Tout le monde peut publier son top 5 sur Chaos! Vous aussi, envoyez vos 5 films chaos préférés au monde à redaction@chaosreign.fr. Voici le top de notre lectrice Inès Busy qui nous/vous souhaite un bel été au son de l’italo disco de Clio. Sous vos applaudissements.
I Love Sarah Jane, de Spencer Susser (2008)

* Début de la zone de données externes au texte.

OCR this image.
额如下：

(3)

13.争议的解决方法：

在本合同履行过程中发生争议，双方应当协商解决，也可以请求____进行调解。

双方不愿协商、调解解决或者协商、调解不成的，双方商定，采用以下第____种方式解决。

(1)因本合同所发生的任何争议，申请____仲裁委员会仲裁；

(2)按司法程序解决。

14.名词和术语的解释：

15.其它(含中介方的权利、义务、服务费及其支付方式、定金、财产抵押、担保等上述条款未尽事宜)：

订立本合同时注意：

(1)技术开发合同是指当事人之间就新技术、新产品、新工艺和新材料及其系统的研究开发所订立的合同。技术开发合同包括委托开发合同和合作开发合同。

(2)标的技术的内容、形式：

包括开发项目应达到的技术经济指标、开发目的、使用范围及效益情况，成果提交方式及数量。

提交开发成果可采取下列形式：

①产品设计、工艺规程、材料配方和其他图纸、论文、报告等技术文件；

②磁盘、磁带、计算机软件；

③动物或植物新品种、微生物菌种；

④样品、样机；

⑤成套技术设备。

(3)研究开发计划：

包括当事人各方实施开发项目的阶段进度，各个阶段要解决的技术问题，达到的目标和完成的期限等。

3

À première vue, le pitch semble plutôt classique: les mort.es sont sorti.es de leurs sépultures pour tourmenter celles et ceux qui ont le malheur d’être en vie. L’originalité de ce film se situe davantage dans sa durée — il faut le faire pour tourner un post-apocalyptique en 14 minutes — et dans les conflits amoureux et familiaux dissimulés derrière les murs des maisons délabrées. Difficile de dire non à un amour adolescent malheureux aux relents de viande avariée.
Jessica Forever, de Caroline Poggi et Jonathan Vinel (2018)
Des garçons perdus vêtus de gilets pare-balles, un monde sous surveillance permanente et une mère adoptive aux allures de sœur magicienne interprétée par Aomi Muyock, révélée par le Love de celui qu’on ne présente plus (Gaspar Noé). Tour à tour teen movie, dystopie et drame avec comme toile de fond des vitres qui explosent, Jessica Forever est un magnifique condensé de chaos tout en larmes et en sang.
Hazard, de Sion Sono (2005)
Un buddy movie japonais dont l’essentiel de l’action est basé à New York. Shin, un étudiant paumé dans l’axe, décide d’aller tenter sa chance en Amérique. Il y fera la rencontre de Lee et Takeda qui passent plus de temps à frapper tout ce qui bouge et à chercher les problèmes qu’à faire des visites touristiques à leur nouvel ami. Tour à tour violent, grotesque et attachant, ce film est un must watch à l’humour corrosif.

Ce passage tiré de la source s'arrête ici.